In the classical tradition, probability is defined as long-run relative frequency. A statement like “the probability of heads is 0.5” means that in a long sequence of coin flips, half would come up heads. Parameters are treated as fixed but unknown constants. Classical inference answers questions like “if the true parameter were θ, how likely is this data?”, which leads to p-values, confidence intervals, and rejection regions.

In the Bayesian tradition, probability is a measure of degree of belief or uncertainty. A parameter is not a fixed unknown constant but a quantity about which we are uncertain, and that uncertainty is represented by a probability distribution. Before seeing the data we have a prior distribution over the parameters. After seeing the data we update to a posterior distribution, using Bayes’ theorem to do the updating.

The posterior distribution is the complete answer to the question “what do the data tell us about the parameters?”. It contains everything we know about the parameters after observing the data, and we can summarise it in any way we choose: its mean, its mode, any interval containing 95% of its mass, and so on.

Data and model notation

Consider a dataset of \(n\) observations. The observed values are \(y_1, y_2, \ldots, y_n\), and for each observation we may also have predictor values \(\mathbf{x}_1, \mathbf{x}_2, \ldots, \mathbf{x}_n\). A statistical model specifies a probability distribution for \(y_i\) given some parameters \(\theta\). In a linear model, for example, we write

\[ y_i \sim \mathrm{N}(\mu_i,\, \sigma^2), \quad \mu_i = \beta_0 + \sum_{k=1}^{K} \beta_k x_{ki} \]

The parameters here are \(\beta_0, \beta_1, \ldots, \beta_K, \sigma^2\). In the Bayesian approach we assign prior distributions to all of these parameters and then update those priors using the data.

When do Bayesian methods offer advantages?

For simple models with large amounts of data, Bayesian and classical methods often give numerically similar answers, even though the conceptual foundations differ. The practical advantages of Bayesian methods become more apparent in several situations.

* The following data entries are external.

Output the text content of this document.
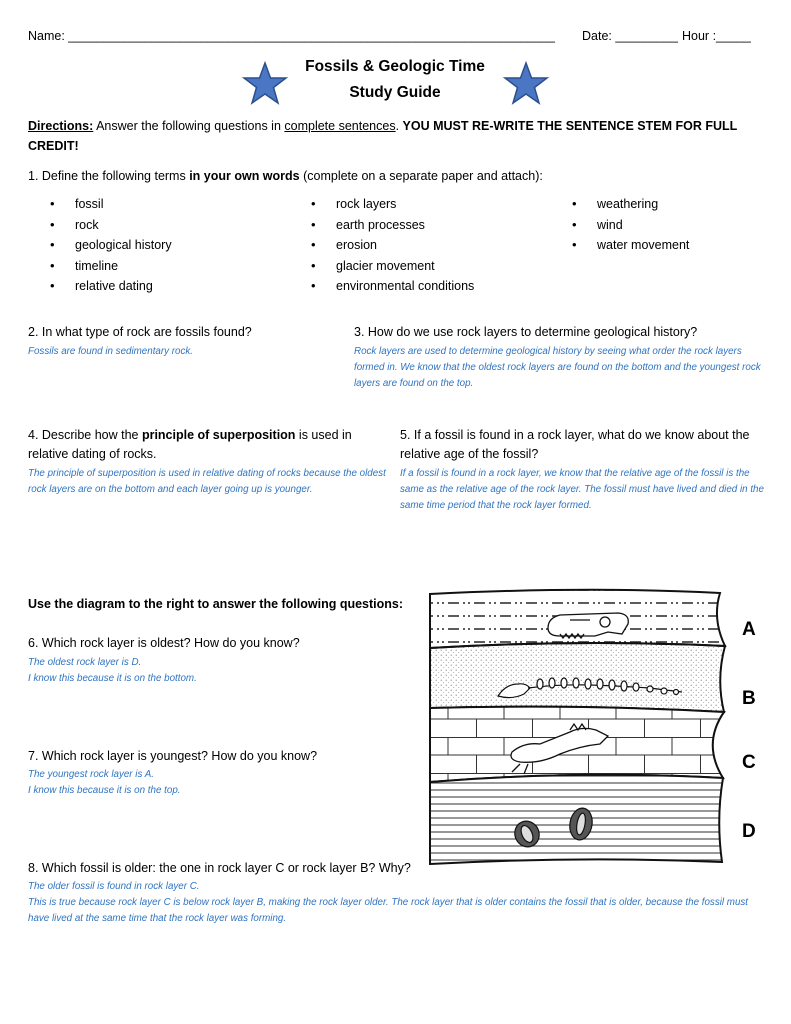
Name: ______________________________________________________________________ Date: _________ Hour :_____
Fossils & Geologic Time
Study Guide
Directions: Answer the following questions in complete sentences. YOU MUST RE-WRITE THE SENTENCE STEM FOR FULL CREDIT!
1. Define the following terms in your own words (complete on a separate paper and attach):
• fossil
• rock
• geological history
• timeline
• relative dating
• rock layers
• earth processes
• erosion
• glacier movement
• environmental conditions
• weathering
• wind
• water movement
2. In what type of rock are fossils found?
Fossils are found in sedimentary rock.
3. How do we use rock layers to determine geological history?
Rock layers are used to determine geological history by seeing what order the rock layers formed in. We know that the oldest rock layers are found on the bottom and the youngest rock layers are found on the top.
4. Describe how the principle of superposition is used in relative dating of rocks.
The principle of superposition is used in relative dating of rocks because the oldest rock layers are on the bottom and each layer going up is younger.
5. If a fossil is found in a rock layer, what do we know about the relative age of the fossil?
If a fossil is found in a rock layer, we know that the relative age of the fossil is the same as the relative age of the rock layer. The fossil must have lived and died in the same time period that the rock layer formed.
Use the diagram to the right to answer the following questions:
6. Which rock layer is oldest? How do you know?
The oldest rock layer is D.
I know this because it is on the bottom.
7. Which rock layer is youngest? How do you know?
The youngest rock layer is A.
I know this because it is on the top.
A
B
C
D
8. Which fossil is older: the one in rock layer C or rock layer B? Why?
The older fossil is found in rock layer C.
This is true because rock layer C is below rock layer B, making the rock layer older. The rock layer that is older contains the fossil that is older, because the fossil must have lived at the same time that the rock layer was forming.
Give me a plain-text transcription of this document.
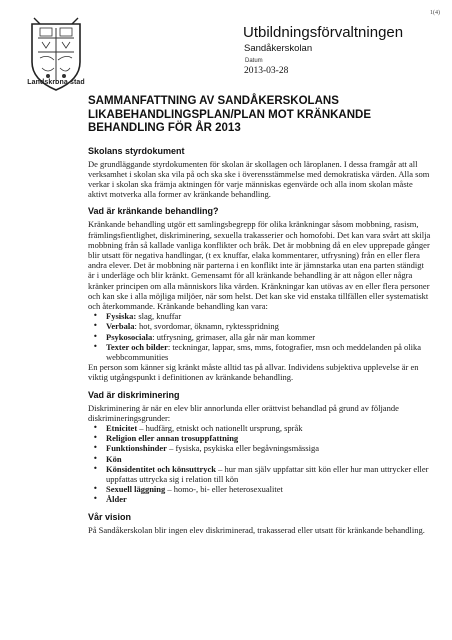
1(4)
Landskrona stad
Utbildningsförvaltningen
Sandåkerskolan
Datum
2013-03-28
SAMMANFATTNING AV SANDÅKERSKOLANS LIKABEHANDLINGSPLAN/PLAN MOT KRÄNKANDE BEHANDLING FÖR ÅR 2013
Skolans styrdokument

De grundläggande styrdokumenten för skolan är skollagen och läroplanen. I dessa framgår att all verksamhet i skolan ska vila på och ska ske i överensstämmelse med demokratiska värden. Alla som verkar i skolan ska främja aktningen för varje människas egenvärde och alla inom skolan måste aktivt motverka alla former av kränkande behandling.

Vad är kränkande behandling?

Kränkande behandling utgör ett samlingsbegrepp för olika kränkningar såsom mobbning, rasism, främlingsfientlighet, diskriminering, sexuella trakasserier och homofobi. Det kan vara svårt att skilja mobbning från så kallade vanliga konflikter och bråk. Det är mobbning då en elev upprepade gånger blir utsatt för negativa handlingar, (t ex knuffar, elaka kommentarer, utfrysning) från en eller flera andra elever. Det är mobbning när parterna i en konflikt inte är jämnstarka utan ena parten ständigt är i underläge och blir kränkt. Gemensamt för all kränkande behandling är att någon eller några kränker principen om alla människors lika värden. Kränkningar kan utövas av en eller flera personer och kan ske i alla möjliga miljöer, när som helst. Det kan ske vid enstaka tillfällen eller systematiskt och återkommande. Kränkande behandling kan vara:

• Fysiska: slag, knuffar
• Verbala: hot, svordomar, öknamn, ryktesspridning
• Psykosociala: utfrysning, grimaser, alla går när man kommer
• Texter och bilder: teckningar, lappar, sms, mms, fotografier, msn och meddelanden på olika webbcommunities

En person som känner sig kränkt måste alltid tas på allvar. Individens subjektiva upplevelse är en viktig utgångspunkt i definitionen av kränkande behandling.

Vad är diskriminering

Diskriminering är när en elev blir annorlunda eller orättvist behandlad på grund av följande diskrimineringsgrunder:

• Etnicitet – hudfärg, etniskt och nationellt ursprung, språk
• Religion eller annan trosuppfattning
• Funktionshinder – fysiska, psykiska eller begåvningsmässiga
• Kön
• Könsidentitet och könsuttryck – hur man själv uppfattar sitt kön eller hur man uttrycker eller uppfattas uttrycka sig i relation till kön
• Sexuell läggning – homo-, bi- eller heterosexualitet
• Ålder
Vår vision

På Sandåkerskolan blir ingen elev diskriminerad, trakasserad eller utsatt för kränkande behandling.
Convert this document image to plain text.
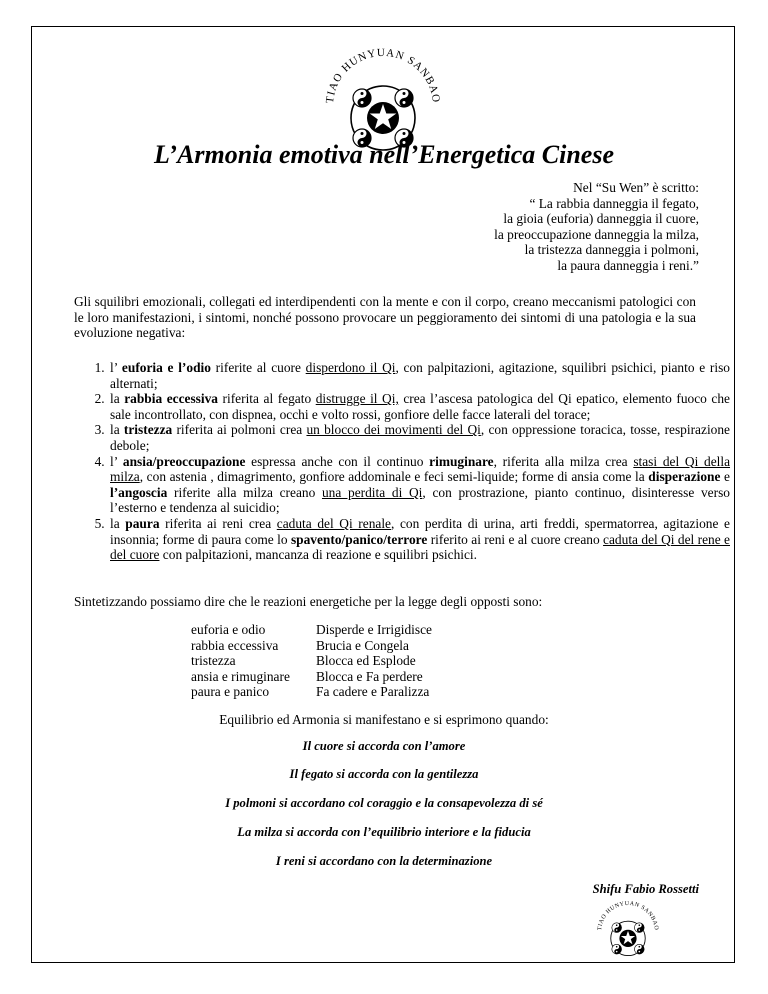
TIAO HUNYUAN SANBAO
L’Armonia emotiva nell’Energetica Cinese
Nel “Su Wen” è scritto:
“ La rabbia danneggia il fegato,
la gioia (euforia) danneggia il cuore,
la preoccupazione danneggia la milza,
la tristezza danneggia i polmoni,
la paura danneggia i reni.”
Gli squilibri emozionali, collegati ed interdipendenti con la mente e con il corpo, creano meccanismi patologici con le loro manifestazioni, i sintomi, nonché possono provocare un peggioramento dei sintomi di una patologia e la sua evoluzione negativa:
1. l’ euforia e l’odio riferite al cuore disperdono il Qi, con palpitazioni, agitazione, squilibri psichici, pianto e riso alternati;
2. la rabbia eccessiva riferita al fegato distrugge il Qi, crea l’ascesa patologica del Qi epatico, elemento fuoco che sale incontrollato, con dispnea, occhi e volto rossi, gonfiore delle facce laterali del torace;
3. la tristezza riferita ai polmoni crea un blocco dei movimenti del Qi, con oppressione toracica, tosse, respirazione debole;
4. l’ ansia/preoccupazione espressa anche con il continuo rimuginare, riferita alla milza crea stasi del Qi della milza, con astenia , dimagrimento, gonfiore addominale e feci semi-liquide; forme di ansia come la disperazione e l’angoscia riferite alla milza creano una perdita di Qi, con prostrazione, pianto continuo, disinteresse verso l’esterno e tendenza al suicidio;
5. la paura riferita ai reni crea caduta del Qi renale, con perdita di urina, arti freddi, spermatorrea, agitazione e insonnia; forme di paura come lo spavento/panico/terrore riferito ai reni e al cuore creano caduta del Qi del rene e del cuore con palpitazioni, mancanza di reazione e squilibri psichici.
Sintetizzando possiamo dire che le reazioni energetiche per la legge degli opposti sono:
euforia e odio	Disperde e Irrigidisce
rabbia eccessiva	Brucia e Congela
tristezza	Blocca ed Esplode
ansia e rimuginare	Blocca e Fa perdere
paura e panico	Fa cadere e Paralizza
Equilibrio ed Armonia si manifestano e si esprimono quando:
Il cuore si accorda con l’amore
Il fegato si accorda con la gentilezza
I polmoni si accordano col coraggio e la consapevolezza di sé
La milza si accorda con l’equilibrio interiore e la fiducia
I reni si accordano con la determinazione
Shifu Fabio Rossetti
TIAO HUNYUAN SANBAO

When data are scarce, incorporating prior information can make estimation possible where classical methods would be unstable or undefined. When models are complex or hierarchical, Bayesian methods via MCMC handle them naturally; classical maximum likelihood methods often face convergence problems. When the goal is to quantify uncertainty about parameters rather than simply to reject a null hypothesis, the posterior distribution provides exactly what is needed. When comparing models, Bayes factors and posterior model probabilities give coherent answers that classical likelihood ratio tests and information criteria approximate.

The role of the prior

The prior distribution is both the most distinctive and the most contested feature of Bayesian inference. It represents our uncertainty about the parameters before seeing the data. It can encode genuine prior knowledge, domain expertise, or simply a weak regularising constraint that keeps the model from fitting noise.

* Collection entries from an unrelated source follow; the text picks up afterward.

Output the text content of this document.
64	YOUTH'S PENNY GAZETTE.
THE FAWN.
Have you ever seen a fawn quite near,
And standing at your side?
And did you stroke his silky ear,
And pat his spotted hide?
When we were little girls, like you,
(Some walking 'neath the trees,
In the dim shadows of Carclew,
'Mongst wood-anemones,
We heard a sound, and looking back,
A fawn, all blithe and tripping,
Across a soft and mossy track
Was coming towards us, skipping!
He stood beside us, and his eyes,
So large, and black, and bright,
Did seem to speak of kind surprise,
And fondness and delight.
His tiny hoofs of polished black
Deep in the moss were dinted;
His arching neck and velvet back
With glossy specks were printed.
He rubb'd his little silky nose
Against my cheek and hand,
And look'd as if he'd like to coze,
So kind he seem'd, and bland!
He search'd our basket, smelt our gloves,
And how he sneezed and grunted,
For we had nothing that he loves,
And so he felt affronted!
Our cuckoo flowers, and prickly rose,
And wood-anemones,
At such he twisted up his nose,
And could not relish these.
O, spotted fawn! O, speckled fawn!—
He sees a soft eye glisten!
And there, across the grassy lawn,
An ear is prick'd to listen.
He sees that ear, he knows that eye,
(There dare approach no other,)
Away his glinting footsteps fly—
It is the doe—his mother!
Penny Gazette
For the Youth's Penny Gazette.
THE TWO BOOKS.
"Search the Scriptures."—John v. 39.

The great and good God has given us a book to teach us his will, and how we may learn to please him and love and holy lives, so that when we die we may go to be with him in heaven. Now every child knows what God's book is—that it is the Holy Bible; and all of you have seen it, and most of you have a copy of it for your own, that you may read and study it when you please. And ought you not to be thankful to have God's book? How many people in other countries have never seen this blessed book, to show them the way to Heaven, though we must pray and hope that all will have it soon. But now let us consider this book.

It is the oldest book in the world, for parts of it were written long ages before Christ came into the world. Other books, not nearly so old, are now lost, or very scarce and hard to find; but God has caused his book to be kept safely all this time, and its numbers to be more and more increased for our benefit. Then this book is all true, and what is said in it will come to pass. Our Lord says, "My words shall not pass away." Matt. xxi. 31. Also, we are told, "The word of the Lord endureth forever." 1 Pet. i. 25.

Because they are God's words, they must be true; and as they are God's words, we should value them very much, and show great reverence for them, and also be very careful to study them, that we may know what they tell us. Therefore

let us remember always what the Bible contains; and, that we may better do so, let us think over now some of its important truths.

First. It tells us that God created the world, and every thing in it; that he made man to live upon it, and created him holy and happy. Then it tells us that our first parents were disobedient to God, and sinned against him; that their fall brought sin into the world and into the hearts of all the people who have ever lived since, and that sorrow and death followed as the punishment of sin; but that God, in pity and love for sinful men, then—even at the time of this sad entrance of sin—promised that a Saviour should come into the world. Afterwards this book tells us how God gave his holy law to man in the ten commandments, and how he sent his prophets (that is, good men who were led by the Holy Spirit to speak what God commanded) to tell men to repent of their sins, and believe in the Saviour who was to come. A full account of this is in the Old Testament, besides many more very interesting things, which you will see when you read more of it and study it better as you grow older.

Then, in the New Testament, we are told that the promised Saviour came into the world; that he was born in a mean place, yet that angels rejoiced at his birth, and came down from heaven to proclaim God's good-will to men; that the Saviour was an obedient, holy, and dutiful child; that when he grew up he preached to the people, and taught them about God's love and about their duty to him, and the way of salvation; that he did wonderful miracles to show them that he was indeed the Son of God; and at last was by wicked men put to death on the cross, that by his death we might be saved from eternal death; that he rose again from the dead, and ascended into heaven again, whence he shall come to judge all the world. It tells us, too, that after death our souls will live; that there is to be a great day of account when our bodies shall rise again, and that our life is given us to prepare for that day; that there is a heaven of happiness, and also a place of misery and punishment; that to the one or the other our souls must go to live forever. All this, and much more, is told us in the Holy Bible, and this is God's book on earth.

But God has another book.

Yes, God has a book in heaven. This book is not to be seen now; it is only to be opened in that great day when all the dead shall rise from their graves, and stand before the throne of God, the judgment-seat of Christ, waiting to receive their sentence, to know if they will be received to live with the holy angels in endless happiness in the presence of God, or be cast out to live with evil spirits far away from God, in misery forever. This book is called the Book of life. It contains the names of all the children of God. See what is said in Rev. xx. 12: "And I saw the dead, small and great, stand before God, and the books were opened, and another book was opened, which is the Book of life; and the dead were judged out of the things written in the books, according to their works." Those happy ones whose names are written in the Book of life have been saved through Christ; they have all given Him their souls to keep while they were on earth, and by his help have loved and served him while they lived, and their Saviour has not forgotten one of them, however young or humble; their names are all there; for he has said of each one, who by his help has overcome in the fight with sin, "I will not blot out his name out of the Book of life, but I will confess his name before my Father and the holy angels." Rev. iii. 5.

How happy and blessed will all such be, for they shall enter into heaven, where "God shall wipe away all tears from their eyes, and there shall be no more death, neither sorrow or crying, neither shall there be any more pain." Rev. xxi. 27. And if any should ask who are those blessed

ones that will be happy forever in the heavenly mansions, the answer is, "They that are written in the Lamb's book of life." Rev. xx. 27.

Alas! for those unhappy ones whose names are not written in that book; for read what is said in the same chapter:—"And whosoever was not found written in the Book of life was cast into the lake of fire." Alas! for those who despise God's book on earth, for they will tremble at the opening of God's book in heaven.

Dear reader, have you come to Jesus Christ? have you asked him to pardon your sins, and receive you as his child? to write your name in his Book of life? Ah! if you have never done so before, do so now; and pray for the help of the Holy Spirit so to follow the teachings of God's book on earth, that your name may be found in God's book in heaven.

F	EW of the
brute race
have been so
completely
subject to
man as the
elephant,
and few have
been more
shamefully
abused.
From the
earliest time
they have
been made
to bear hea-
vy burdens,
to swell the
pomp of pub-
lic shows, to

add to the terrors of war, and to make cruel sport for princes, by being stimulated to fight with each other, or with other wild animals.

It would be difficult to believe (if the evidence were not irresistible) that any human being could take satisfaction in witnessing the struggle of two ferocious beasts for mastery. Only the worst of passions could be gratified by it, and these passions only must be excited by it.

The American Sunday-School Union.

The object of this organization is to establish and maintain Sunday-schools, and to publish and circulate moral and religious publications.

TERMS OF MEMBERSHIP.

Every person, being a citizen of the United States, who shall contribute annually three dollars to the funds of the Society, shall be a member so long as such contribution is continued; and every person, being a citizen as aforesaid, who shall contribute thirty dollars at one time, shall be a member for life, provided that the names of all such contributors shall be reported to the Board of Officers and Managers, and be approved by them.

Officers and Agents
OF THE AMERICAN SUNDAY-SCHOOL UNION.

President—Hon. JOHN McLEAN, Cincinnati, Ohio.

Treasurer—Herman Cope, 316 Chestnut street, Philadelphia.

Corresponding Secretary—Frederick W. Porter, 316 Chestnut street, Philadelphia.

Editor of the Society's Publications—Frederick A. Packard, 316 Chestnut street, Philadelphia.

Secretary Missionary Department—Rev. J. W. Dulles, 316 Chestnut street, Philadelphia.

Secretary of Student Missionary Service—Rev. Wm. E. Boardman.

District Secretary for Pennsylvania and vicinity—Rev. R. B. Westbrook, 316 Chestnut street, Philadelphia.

The influence of the prior diminishes as more data are collected. With enough data, the posterior is determined almost entirely by the likelihood and different reasonable priors give effectively the same answer. This is reassuring: Bayesian inference is not primarily about imposing subjective beliefs on the data but about a coherent mechanism for updating beliefs in light of evidence.

We will see priors and posteriors concretely in the next two sessions, where we work through a complete example with a one-parameter model and visualise exactly how the prior, the likelihood, and the posterior relate to each other.